Rencana penguatan tersebut mengemuka dalam audiensi pengurus Gateball Kaltara dengan Kepala Dinas Pemuda dan Olahraga (Dispora) Provinsi Kaltara. Pertemuan itu membahas peta jalan pembinaan, persiapan menuju Pekan Olahraga Provinsi (Porprov), serta mekanisme penjaringan atlet potensial.
Pelatih dan Wasit dari Banjarmasin Bakal Didatangkan
Pengurus menilai penguatan sumber daya manusia menjadi kebutuhan paling mendesak. Pembinaan dalam waktu dekat tidak hanya menyasar atlet, tetapi juga perangkat pertandingan dan pelatih.

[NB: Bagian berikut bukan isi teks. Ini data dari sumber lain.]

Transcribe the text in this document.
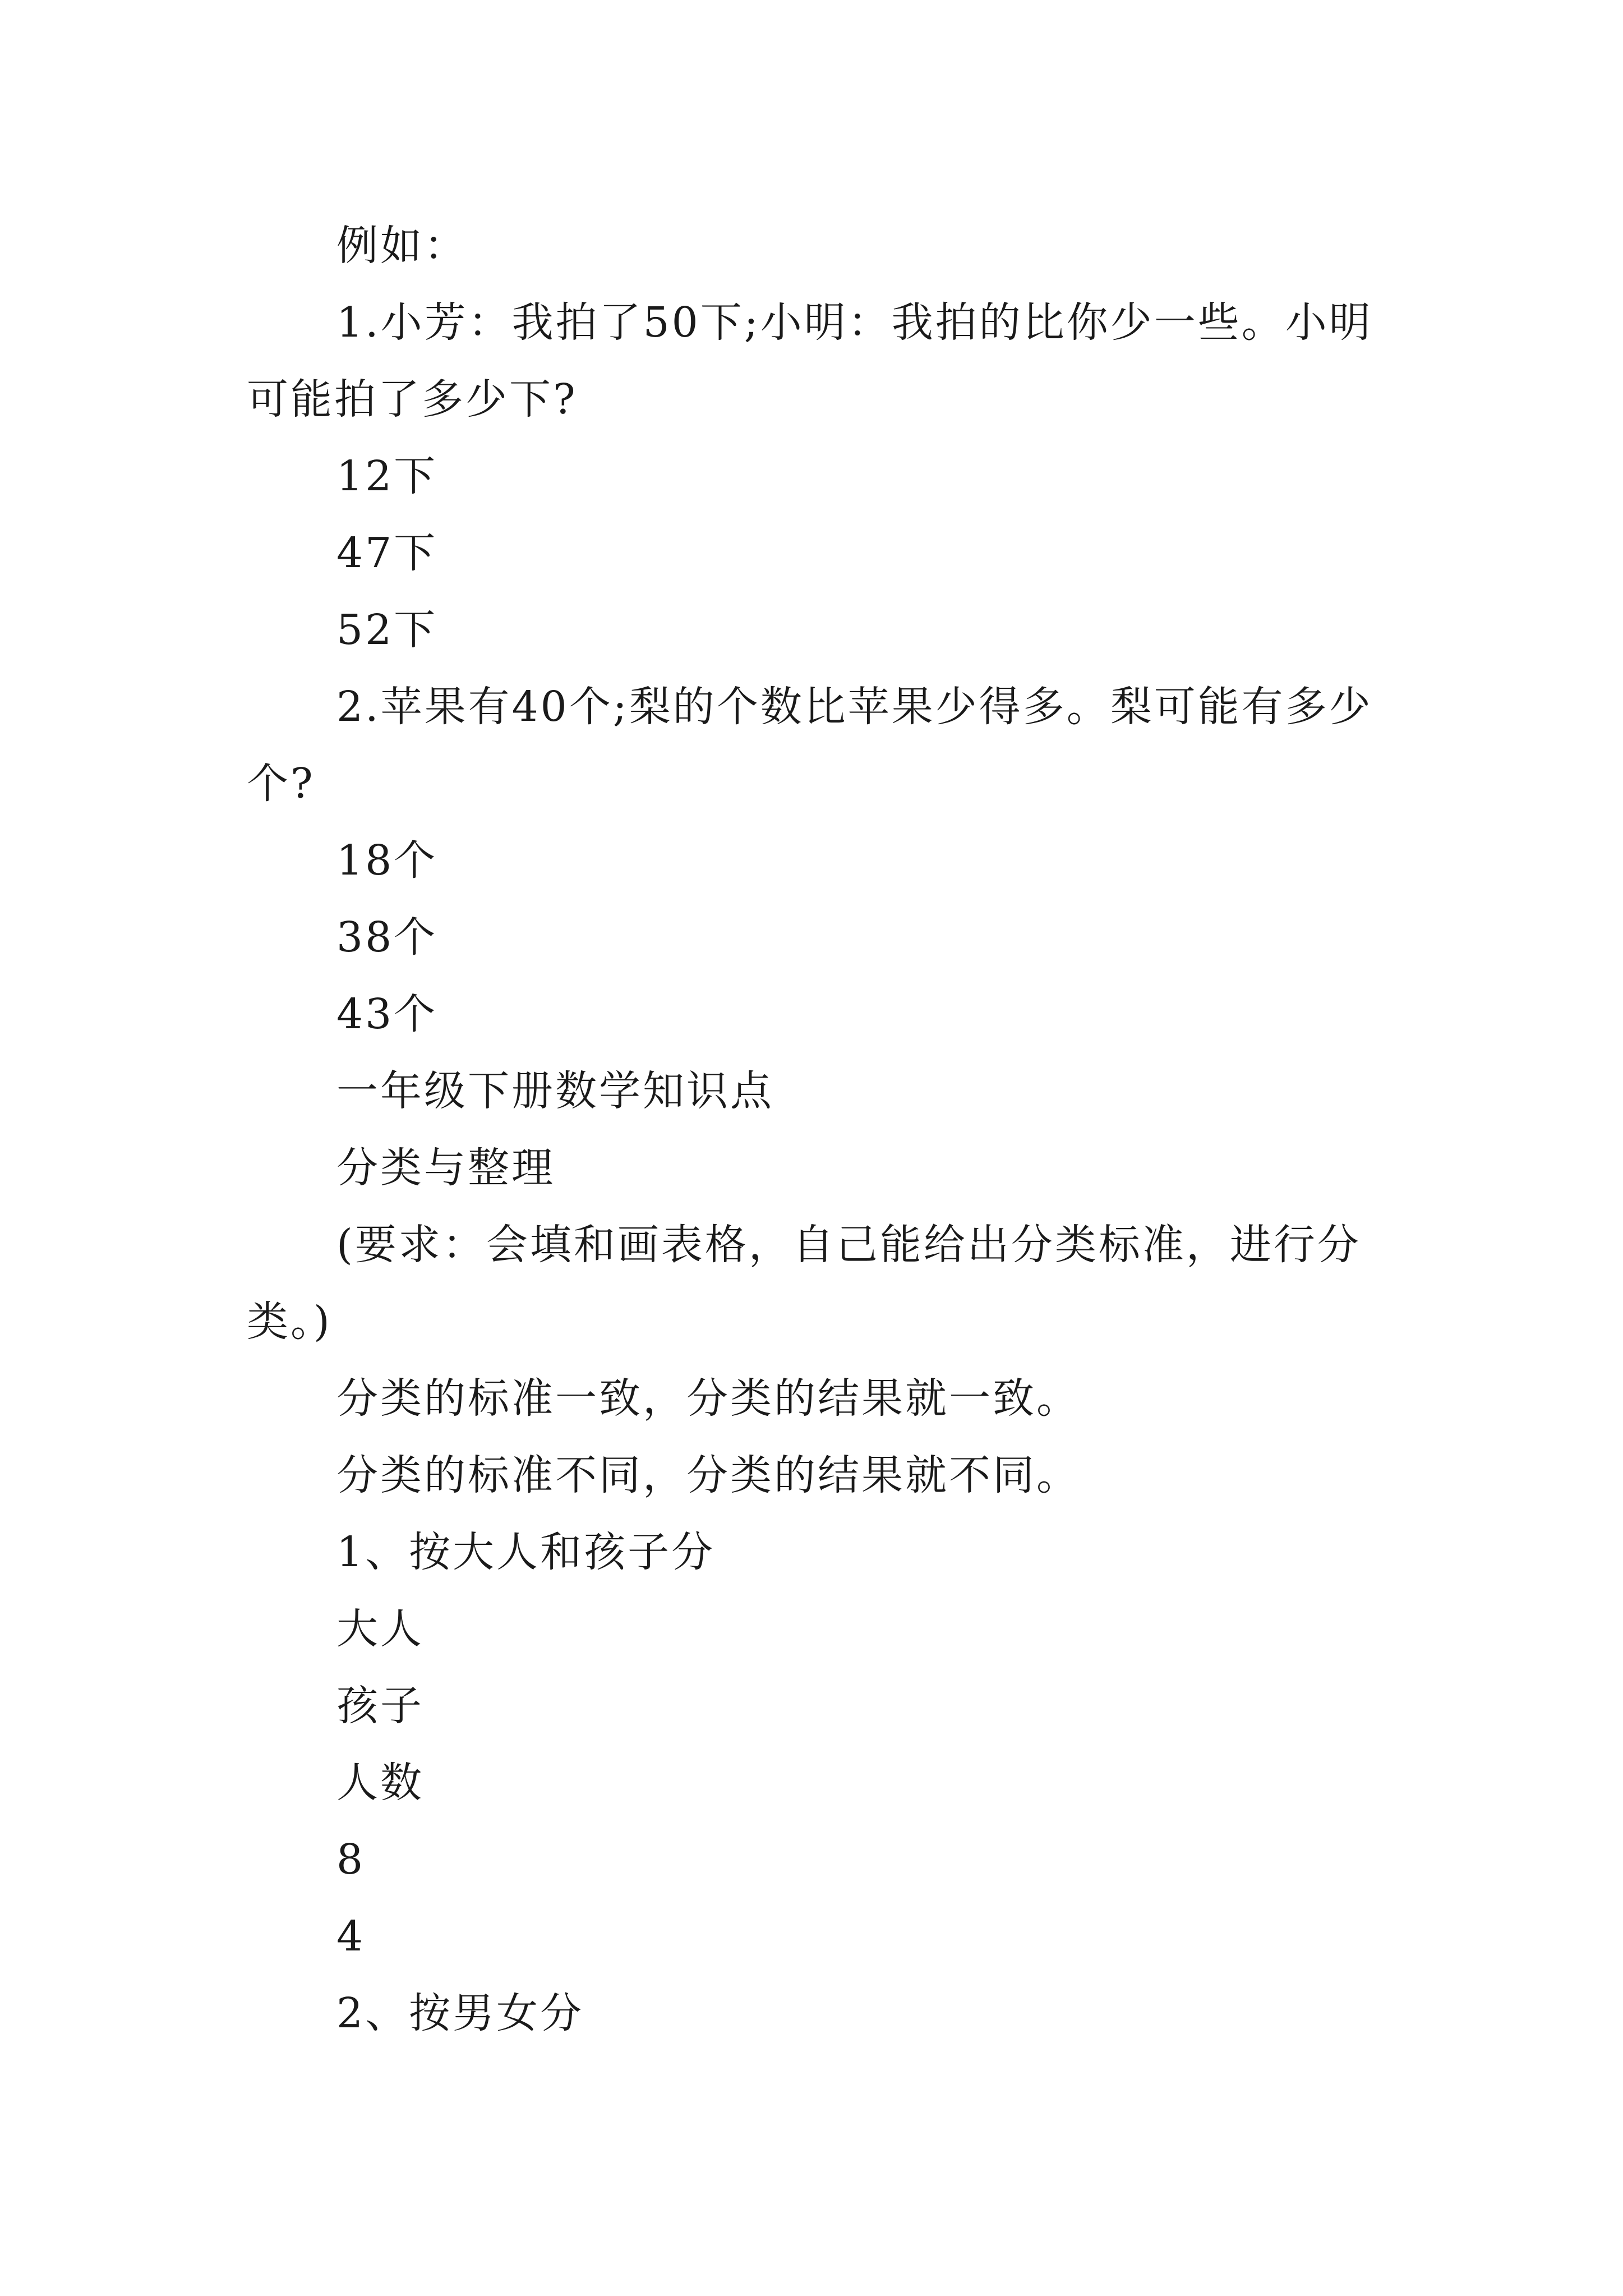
例如：

1.小芳：我拍了50下;小明：我拍的比你少一些。小明可能拍了多少下?

12下

47下

52下

2.苹果有40个;梨的个数比苹果少得多。梨可能有多少个?

18个

38个

43个

一年级下册数学知识点

分类与整理

(要求：会填和画表格，自己能给出分类标准，进行分类。)

分类的标准一致，分类的结果就一致。

分类的标准不同，分类的结果就不同。

1、按大人和孩子分

大人

孩子

人数

8

4

2、按男女分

Untuk memenuhi kebutuhan itu, tenaga berpengalaman dari Banjarmasin direncanakan didatangkan memberikan pelatihan. Kehadiran mereka diharapkan mampu meningkatkan standar kualitas wasit sekaligus kapasitas pelatih dalam menyusun program latihan yang berkelanjutan.
Regenerasi Atlet Jadi Kunci Menuju Porprov
Gateball Kaltara mulai menyiapkan agenda sosialisasi dan penjaringan atlet baru. Langkah ini menjadi pintu masuk bagi talenta muda yang ingin mengenal cabang olahraga yang mayoritas pemainnya berasal dari kalangan aparatur sipil negara tersebut.
Atlet yang terjaring nantinya akan menjalani pembinaan bertahap. Mereka diproyeksikan tampil pada Porprov dengan tingkat persaingan yang lebih ketat dibanding turnamen internal.
Mengapa Gateball Butuh Sistem, Bukan Sekadar Pengalaman
Pengurus menilai pengembangan Gateball tidak cukup hanya mengandalkan jam terbang bertanding. Dibutuhkan sistem pembinaan terarah agar peningkatan kemampuan atlet berlangsung konsisten dan terukur.
Meski terbilang baru berkembang di Kaltara, Gateball telah memiliki rekam jejak di Pornas KORPRI. Pengalaman tersebut kini dijadikan fondasi untuk membangun ekosistem pembinaan yang lebih luas, dengan harapan melahirkan atlet yang mampu bersaing di tingkat nasional.